I thought the writing and the corresponding illustration worked well together. There were paticular frames that the media choice, illustration and draftsmanship corresponded so well that it did not seem to be a project in such early stages. Also, the b/w entries to the color ones, and the varying levels of rendering seemed appropriate to the narrative, and added alot to how I interpeted each page as a narrative in itself and along the larger story arc. 

The scrolling and clicking didn't bother me, largely because I have to do that on whatever site I enter, which I think is to blame on never formatting my screen . 

The only criticism that I would have, and it is very very minor, is the handwriting has alot of personality. I am thinking maybe a more generic hand written font wouldn't compete with the illustration for the "feel" of the work.

All in all, fantastic and I will continue to visit the site!

(Oh and I have much more luck with hot press papers with casein than cold press, cold press wants to take some of lustre out of casein and it can look like clumpy guache)


----------



## Weasel Soup

Um just found the other thread of your work.  Feel like I walked into a party late LOL. And on that note, the sketchbook comes out as I wait for the sun to go down so I can continue the oil behind the closed studio door. Dogs and Oil do not mix.

On the opaque/transparency issue: Alla prima is the primary way oil is taught in the states, with the transparencies being considered an advanced or archaic (Booo to those teachers) technique.  Think of Oil as water color that takes 4 days to dry but can be layered endlessly, with each layer visible (when worked in glazes) to give a sense of opacity. May be worth tinkering with, but it misbehaves horribly if you are comfortable with watercolors. For the record my watercolors look like some one spilled payne's grey on the paper and made a few spots of arbitrary other colors. 
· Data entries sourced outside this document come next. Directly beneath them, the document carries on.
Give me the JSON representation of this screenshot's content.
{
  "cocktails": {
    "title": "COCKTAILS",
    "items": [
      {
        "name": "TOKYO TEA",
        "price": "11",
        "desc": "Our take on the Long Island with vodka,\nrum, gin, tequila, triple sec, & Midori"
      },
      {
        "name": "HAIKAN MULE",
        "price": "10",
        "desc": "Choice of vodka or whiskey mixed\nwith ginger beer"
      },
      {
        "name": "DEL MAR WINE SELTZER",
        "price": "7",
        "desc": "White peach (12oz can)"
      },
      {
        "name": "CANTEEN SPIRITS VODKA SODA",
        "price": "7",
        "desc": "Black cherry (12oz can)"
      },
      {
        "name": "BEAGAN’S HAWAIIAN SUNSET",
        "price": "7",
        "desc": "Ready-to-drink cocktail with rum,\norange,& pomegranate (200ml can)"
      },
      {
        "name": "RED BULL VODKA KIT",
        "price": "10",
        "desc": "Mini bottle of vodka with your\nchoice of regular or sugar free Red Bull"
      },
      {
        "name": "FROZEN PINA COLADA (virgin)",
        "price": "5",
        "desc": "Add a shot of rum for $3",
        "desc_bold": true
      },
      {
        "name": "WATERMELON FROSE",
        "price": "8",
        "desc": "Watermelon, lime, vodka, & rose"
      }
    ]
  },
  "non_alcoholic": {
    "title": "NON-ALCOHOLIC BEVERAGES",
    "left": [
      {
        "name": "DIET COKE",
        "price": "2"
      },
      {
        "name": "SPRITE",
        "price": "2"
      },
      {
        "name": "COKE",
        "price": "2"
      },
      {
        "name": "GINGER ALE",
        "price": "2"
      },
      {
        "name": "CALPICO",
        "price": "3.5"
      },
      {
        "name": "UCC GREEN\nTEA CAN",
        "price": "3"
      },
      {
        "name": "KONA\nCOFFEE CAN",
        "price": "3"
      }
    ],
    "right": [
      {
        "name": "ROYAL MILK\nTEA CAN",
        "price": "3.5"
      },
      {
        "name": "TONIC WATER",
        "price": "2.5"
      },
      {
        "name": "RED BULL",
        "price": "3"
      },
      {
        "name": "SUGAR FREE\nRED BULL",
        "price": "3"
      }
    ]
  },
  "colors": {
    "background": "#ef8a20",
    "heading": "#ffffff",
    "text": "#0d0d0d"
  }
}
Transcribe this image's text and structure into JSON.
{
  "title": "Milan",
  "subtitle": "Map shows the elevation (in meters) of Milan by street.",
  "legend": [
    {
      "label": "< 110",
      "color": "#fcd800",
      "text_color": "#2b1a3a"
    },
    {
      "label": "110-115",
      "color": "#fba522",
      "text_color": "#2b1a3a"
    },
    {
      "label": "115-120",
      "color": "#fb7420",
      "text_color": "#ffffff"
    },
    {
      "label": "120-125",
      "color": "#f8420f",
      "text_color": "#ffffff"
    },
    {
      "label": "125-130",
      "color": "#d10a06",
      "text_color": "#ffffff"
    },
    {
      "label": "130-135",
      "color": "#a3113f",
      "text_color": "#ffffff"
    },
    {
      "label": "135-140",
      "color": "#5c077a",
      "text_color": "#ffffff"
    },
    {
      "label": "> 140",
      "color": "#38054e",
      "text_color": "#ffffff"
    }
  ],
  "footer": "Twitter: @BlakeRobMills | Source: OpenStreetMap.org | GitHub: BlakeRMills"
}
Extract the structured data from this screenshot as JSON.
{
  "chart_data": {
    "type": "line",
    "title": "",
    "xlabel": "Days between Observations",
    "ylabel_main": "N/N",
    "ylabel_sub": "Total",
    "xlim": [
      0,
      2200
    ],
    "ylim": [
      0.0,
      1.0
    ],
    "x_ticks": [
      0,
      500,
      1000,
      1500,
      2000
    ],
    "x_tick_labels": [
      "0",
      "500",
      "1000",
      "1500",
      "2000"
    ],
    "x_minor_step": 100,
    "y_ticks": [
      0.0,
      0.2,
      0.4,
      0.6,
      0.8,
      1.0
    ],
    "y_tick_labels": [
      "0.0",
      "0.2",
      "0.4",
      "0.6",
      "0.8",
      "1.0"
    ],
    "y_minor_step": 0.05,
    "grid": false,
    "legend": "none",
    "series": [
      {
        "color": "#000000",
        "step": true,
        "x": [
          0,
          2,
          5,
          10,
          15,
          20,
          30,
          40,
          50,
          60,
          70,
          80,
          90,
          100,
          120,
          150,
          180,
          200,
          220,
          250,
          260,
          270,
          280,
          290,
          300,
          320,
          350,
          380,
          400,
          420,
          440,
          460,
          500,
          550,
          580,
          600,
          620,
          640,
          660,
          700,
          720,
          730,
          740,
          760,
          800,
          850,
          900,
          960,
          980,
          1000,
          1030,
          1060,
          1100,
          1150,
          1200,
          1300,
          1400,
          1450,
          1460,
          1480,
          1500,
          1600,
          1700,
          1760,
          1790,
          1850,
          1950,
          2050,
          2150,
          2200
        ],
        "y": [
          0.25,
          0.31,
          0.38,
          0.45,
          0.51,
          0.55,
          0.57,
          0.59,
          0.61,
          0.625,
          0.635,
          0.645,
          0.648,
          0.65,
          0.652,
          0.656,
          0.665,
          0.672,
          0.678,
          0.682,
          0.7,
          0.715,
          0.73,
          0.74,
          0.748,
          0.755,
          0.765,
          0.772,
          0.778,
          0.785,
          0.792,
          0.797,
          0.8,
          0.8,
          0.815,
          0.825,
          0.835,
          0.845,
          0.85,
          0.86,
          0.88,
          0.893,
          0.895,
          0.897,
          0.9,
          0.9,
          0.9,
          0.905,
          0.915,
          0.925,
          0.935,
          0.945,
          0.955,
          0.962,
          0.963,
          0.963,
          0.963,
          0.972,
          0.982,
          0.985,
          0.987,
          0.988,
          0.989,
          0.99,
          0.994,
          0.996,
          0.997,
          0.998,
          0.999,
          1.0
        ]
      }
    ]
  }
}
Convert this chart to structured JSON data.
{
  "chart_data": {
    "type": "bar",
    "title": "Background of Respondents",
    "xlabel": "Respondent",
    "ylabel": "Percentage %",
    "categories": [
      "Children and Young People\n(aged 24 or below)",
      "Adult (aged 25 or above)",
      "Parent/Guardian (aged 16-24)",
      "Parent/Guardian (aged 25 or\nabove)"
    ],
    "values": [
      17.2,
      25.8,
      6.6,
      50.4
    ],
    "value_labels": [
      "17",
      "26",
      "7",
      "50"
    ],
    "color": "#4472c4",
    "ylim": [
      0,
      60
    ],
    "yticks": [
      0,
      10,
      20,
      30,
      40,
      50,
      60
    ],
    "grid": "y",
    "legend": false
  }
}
The 2 types of brush patience, can spend 1500 hours on an oil, but cant put a brush down long enough to avoid a mud puddle with watercolor.


----------



## C Of K

I really liked your stuff. When I come across fiction that is so naturally put together, it's difficult to spot anything wrong with it. I was enjoying it too much, I'm afraid. Of course there will forever be ways to improve on what you have, and I think given time, you will develop your style to do so. I'm not the person to give suggestions, though, because my advice would just as likely cramp your style as help it. So, I just wanted to say I hope you continue with this.


----------



## Weasel Soup

I have to admit I look forward to the new postings every week. I enjoy the "tune in next week" anticipation. Thought I'd give this thread a bump in case others haven't had the oppurtunity to see your work.  Keep up the excellent work.


----------



## JenJen

*stumbles in*
Hi!

Wow, thanks for all the compliments!
A lot has happened these past few months. I'll ramble on about it on the general art thread (If I can dig it up), but in terms of Skal, long long long story short, I've decided to redo it for print.

This means I get to take my time a bit with the pages and I can edit out some of the less.. err.. good bits. Skal has been me trying to experiment with storytelling, and lets just say I think my art is a bit stronger than my storytelling is 

But yes! So lemme show ya what this remake is about:

Here's page one and two of the original prologue:












And here's the remake (not completely finished and without lettering):






There's a lot to do, but I think this project has become my baby, so I'm gonna take my time with it  Woop!


----------



## Vertigo

Well hello stranger! I like the new "fly on the ceiling" view. Have you got a publisher lined up as well?


----------



## JenJen

Vertigo said:


> Well hello stranger! I like the new "fly on the ceiling" view. Have you got a publisher lined up as well?



Hellooo!
How you doin'!? 

I haven't got a publisher lined up, no. I'm wanting to get at least a chapter under my belt before I think about it. Only reason being that I've chatted with publishers before and they're very wary of graphic novels done just for print. There's a limited market for it and everyone's going digital these days. Apparently that's where the money's at. 

Sooo, my main plan has just been to self-publish once it's done. I'm a bit of a controlfreak anyway and want to know exactly what the printers would do ;D


----------



## Vertigo

Good thank you, and you seem to be the same! 

I wish you the best of luck with your project, I can well imagine it being a tough road!


----------